Best Practices That You Should Follow When Extracting Zip Archive in Java

Extracting archive files without controlling resource consumption is security-sensitive and can lead to denial of service.
Our code executes on servers, but you should know that servers have limits. Based on this, check how many hardware resources your code can consume. Resources are CPU, RAM, disk, network... Understand those limits and, based on those limits, put thresholds in your code.
Here are some important thresholds you should put in a code when extracting a zip archive.
1. Limit the size of an extracted archive
This is the most basic and critical threshold you should introduce when extracting a zip archive.
How to limit extracted size?
You can check the size after you extract the archive, but this can be too late. If the extracted content is too big, it can drain your server resources.
You should include a size threshold check in the extraction process. Each time you extract and get some bytes from an archive, compare the total extracted size with the threshold.
Zip archives also have metadata. In metadata, you can find each entry's file size. But, as another application wrote metadata, this information doesn't need to be correct.
2. Limit the number of entries in an archive
Each file system has some limitations in terms of the number of files and directories that can handle in a directory/partition/hard drive... Those limits are usually huge numbers. Even so, this is a limited resource. In the Sonar article there is the following statement:
Too many entries in an archive, can lead to inodes exhaustion of the system.
Inodes are indexes that point to the actual location of a file on a disk. If you have too many small files on the file system, it can drain out available inodes. Consequently, your system cannot store new files.
Inodes are used on the linux/unix file systems, but a similar limit also exists for windows. Source: stackoverflow.
3. Protect yourself against zip bomb
Successful Zip Bomb attacks occur when an application expands untrusted archive files without controlling the size of the expanded data, which can lead to denial of service. Source: Sonar article
A Zip bomb is usually a malicious archive file of a few kilobytes with extracted content measured in gigabytes. To achieve this extreme compression ratio, attackers will compress irrelevant data (e.g., a long string of repeated bytes).
You can have a total archive file size threshold, but you should always strive to fail fast. The compression ratio can give you an idea of whether the data in the archive is relevant. The data compression ratio for most legit archives is 1 to 3. And in the example from the sonar article threshold is 10, which should be a good value.
Here you can find example zip bomb files.
4. Forbid folders inside an archive.
Check with your business people if you can forbid folders inside an archive. In return, you will avoid recursion in the code.
Why is this important?
- If you don't implement recursion properly, it can break your application in many ways.
- It will also add extra complexity to your code, which can lead to bugs.
- It will take more work to understand the logic of the code.
- it will be harder to maintain that code.
In a server environment, using recursion is dangerous! If you need to implement recursion, please be extra careful!
5. Don't extract archives inside an archive
This will also create the same problem as with extracting folder content. It is better to go with one of the following options:
- Treat archive files in the archive as all other files - don't extract them.

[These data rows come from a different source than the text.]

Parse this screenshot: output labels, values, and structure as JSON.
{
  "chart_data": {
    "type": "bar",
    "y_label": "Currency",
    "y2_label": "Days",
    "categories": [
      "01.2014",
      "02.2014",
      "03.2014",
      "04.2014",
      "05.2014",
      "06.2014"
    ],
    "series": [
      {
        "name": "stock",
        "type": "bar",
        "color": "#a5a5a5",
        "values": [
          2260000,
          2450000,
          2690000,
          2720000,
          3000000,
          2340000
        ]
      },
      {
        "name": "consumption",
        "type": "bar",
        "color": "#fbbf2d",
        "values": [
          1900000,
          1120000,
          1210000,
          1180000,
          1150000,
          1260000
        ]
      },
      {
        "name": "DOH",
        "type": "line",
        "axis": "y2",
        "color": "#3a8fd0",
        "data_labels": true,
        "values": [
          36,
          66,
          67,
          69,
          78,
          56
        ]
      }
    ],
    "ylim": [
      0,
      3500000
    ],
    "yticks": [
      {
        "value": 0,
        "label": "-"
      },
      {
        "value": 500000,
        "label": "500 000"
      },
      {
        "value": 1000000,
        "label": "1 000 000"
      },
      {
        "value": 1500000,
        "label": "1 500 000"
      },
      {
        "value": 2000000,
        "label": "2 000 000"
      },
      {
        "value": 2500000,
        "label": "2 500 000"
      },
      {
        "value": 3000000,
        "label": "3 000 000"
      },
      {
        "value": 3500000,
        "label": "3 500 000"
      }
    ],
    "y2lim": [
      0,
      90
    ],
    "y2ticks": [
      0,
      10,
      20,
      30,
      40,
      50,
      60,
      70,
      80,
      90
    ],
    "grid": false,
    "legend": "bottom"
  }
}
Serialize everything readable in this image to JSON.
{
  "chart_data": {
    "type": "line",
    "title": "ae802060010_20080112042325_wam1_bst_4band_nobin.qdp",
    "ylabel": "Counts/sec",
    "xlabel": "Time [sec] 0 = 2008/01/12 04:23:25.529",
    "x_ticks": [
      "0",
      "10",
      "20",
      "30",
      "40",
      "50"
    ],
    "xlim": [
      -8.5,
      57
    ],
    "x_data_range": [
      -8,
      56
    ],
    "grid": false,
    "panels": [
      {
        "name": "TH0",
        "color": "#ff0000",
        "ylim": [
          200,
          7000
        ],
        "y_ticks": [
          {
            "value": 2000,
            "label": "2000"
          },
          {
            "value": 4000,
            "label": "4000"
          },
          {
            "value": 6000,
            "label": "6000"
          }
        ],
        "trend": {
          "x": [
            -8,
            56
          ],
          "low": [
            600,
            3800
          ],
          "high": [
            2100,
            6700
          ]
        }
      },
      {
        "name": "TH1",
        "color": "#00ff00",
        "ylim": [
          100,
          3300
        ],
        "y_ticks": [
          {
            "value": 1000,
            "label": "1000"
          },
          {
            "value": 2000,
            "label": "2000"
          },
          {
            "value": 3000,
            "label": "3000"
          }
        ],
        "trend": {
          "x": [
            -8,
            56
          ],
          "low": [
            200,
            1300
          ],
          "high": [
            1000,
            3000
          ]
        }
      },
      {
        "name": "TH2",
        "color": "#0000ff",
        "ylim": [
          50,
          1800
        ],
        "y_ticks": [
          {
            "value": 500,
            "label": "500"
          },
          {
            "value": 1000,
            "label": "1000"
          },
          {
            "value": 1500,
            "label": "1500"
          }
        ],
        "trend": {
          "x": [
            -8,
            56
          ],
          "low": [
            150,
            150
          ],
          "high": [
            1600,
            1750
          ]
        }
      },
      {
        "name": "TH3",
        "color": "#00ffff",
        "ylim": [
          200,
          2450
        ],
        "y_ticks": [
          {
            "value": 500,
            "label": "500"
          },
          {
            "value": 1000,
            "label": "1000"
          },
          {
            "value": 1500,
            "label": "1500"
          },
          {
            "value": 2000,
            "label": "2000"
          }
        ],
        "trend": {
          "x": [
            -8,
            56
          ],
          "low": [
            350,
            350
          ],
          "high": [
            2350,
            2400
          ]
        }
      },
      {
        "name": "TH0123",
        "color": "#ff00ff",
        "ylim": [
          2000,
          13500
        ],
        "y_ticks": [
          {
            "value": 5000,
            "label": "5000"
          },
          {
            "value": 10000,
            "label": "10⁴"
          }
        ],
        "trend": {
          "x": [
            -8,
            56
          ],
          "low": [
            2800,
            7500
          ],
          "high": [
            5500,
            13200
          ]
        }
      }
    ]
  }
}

- Check with the business if you can forbid the archive files inside an archive. You can ask this question because compressing an already compressed archive will not lead to a smaller file.
You can forbid archive entries by checking entry extension and mime type during the extraction process.
6. Don't rely only on archive entry metadata
Archives contain metadata that you can read during the extraction process. Compressing application wrote this data in an archive during the compression process.
The problem with this is that if you rely only on those properties, you need to trust a compressing application that is not in your control. Hackers can create fake metadata and crush your application.
Be careful when using zip archive metadata. Always ask yourself how attackers can abuse it to hack your extraction algorithm.